Sejak di SMKI itulah, Wiwik mulai mendalang. Kalau ayahnya pentas malam, pada siang sebelumnya ia didaulat untuk mewakilinya.
Sebagai perempuan dalang, Nyi Wiwik telah memiliki kelompok pendukung yang jumlahnya sekitar 50 orang. Mereka terdiri dari pesinden, penyanyi, dan pemain organ campursari, pelawak, pengrawit, dan peniti sebanyak 6-8 orang.
Nyi Wiwik berhasil meraih gelar dalang favorit pada Festival Dalang Wanita yang diselenggarakan Persatuan Pedalangan Indonesia (Pepadi) Komisariat Daerah (Komda) Jateng dan Dinas Pendidikan Provinsi Jateng tahun 2008.
Di kalangan pedalangan di Ungaran, Salatiga, Boyolali, Kendal, Kota Semarang, dan sekitarnya, Nyi Wiwik tak hanya dianggap sebagai dalang ”pupuk bawang”. Kemenangannya pada festival dalang membuat namanya naik daun. Setelah itu, ia kerap diundang sebagai dalang utama, memainkan wayang kulit semalam suntuk.
Kendati namanya relatif dikenal, Nyi Wiwik mengaku tak mematok harga pentas setinggi lelaki dalang. ”Lelaki dalang mematok ongkos pertunjukan sampai Rp 50 juta lebih semalam. Saya belum sebesar itu. Honor mendalang saya kelas medium, terjangkaulah. Bahkan, kalau ada yang mau nanggap dengan bayaran Rp 10 juta komplet, kelompok saya siap,” katanya.

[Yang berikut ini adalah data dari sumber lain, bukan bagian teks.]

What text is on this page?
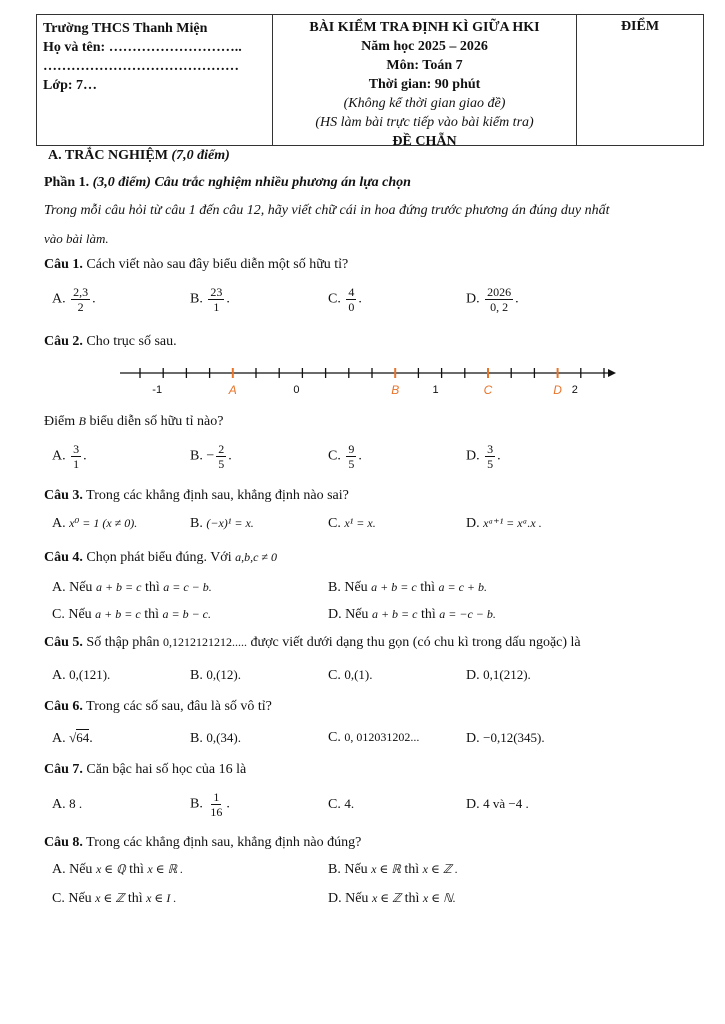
Trường THCS Thanh Miện
Họ và tên: ………………………..
……………………………………
Lớp: 7…
BÀI KIỂM TRA ĐỊNH KÌ GIỮA HKI
Năm học 2025 – 2026
Môn: Toán 7
Thời gian: 90 phút
(Không kể thời gian giao đề)
(HS làm bài trực tiếp vào bài kiểm tra)
ĐỀ CHẴN
ĐIỂM
A. TRẮC NGHIỆM (7,0 điểm)
Phần 1. (3,0 điểm) Câu trắc nghiệm nhiều phương án lựa chọn
Trong mỗi câu hỏi từ câu 1 đến câu 12, hãy viết chữ cái in hoa đứng trước phương án đúng duy nhất
vào bài làm.
Câu 1. Cách viết nào sau đây biểu diễn một số hữu tỉ?
A. $\frac{2,3}{2}$ .	B. $\frac{23}{1}$ .	C. $\frac{4}{0}$ .	D. $\frac{2026}{0, 2}$ .
Câu 2. Cho trục số sau.
-1	0	1	2
A	B	C	D
Điểm B biểu diễn số hữu tỉ nào?
A. $\frac{3}{1}$ .	B. − $\frac{2}{5}$ .	C. $\frac{9}{5}$ .	D. $\frac{3}{5}$ .
Câu 3. Trong các khẳng định sau, khẳng định nào sai?
A. x⁰ = 1 (x ≠ 0).	B. (−x)¹ = x.	C. x¹ = x.	D. xᵃ⁺¹ = xᵃ.x .
Câu 4. Chọn phát biểu đúng. Với a,b,c ≠ 0
A. Nếu a + b = c thì a = c − b.	B. Nếu a + b = c thì a = c + b.
C. Nếu a + b = c thì a = b − c.	D. Nếu a + b = c thì a = −c − b.
Câu 5. Số thập phân 0,1212121212..... được viết dưới dạng thu gọn (có chu kì trong dấu ngoặc) là
A. 0,(121).	B. 0,(12).	C. 0,(1).	D. 0,1(212).
Câu 6. Trong các số sau, đâu là số vô tỉ?
A. √64.	B. 0,(34).	C. 0, 012031202...	D. −0,12(345).
Câu 7. Căn bậc hai số học của 16 là
A. 8 .	B. $\frac{1}{16}$ .	C. 4.	D. 4 và −4 .
Câu 8. Trong các khẳng định sau, khẳng định nào đúng?
A. Nếu x ∈ ℚ thì x ∈ ℝ .	B. Nếu x ∈ ℝ thì x ∈ ℤ .
C. Nếu x ∈ ℤ thì x ∈ I .	D. Nếu x ∈ ℤ thì x ∈ ℕ.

Kini, dalam sebulan Wiwik bisa lebih dari 10 kali pentas. Dalam sekali pentas Wiwik memasang tarif mulai Rp 15 juta sampai 40 juta.
“Ketentuan tarif ini tergantung dari jauh atau dekat lokasi si pemesan dan siapa yang memesan,” tutur Wiwik yang juga menetapkan pemesanan sebaiknya sebulan sebelum hari H berlangsung.
Walaupun kini ia telah terkenal sebagai dalang perempuan, ia tak pernah berhenti belajar, meningkatkan kemampuan teknis maupun informasi. Bagi Wiwik, dalang itu panggilan jiwa dan upaya pelestarian budaya.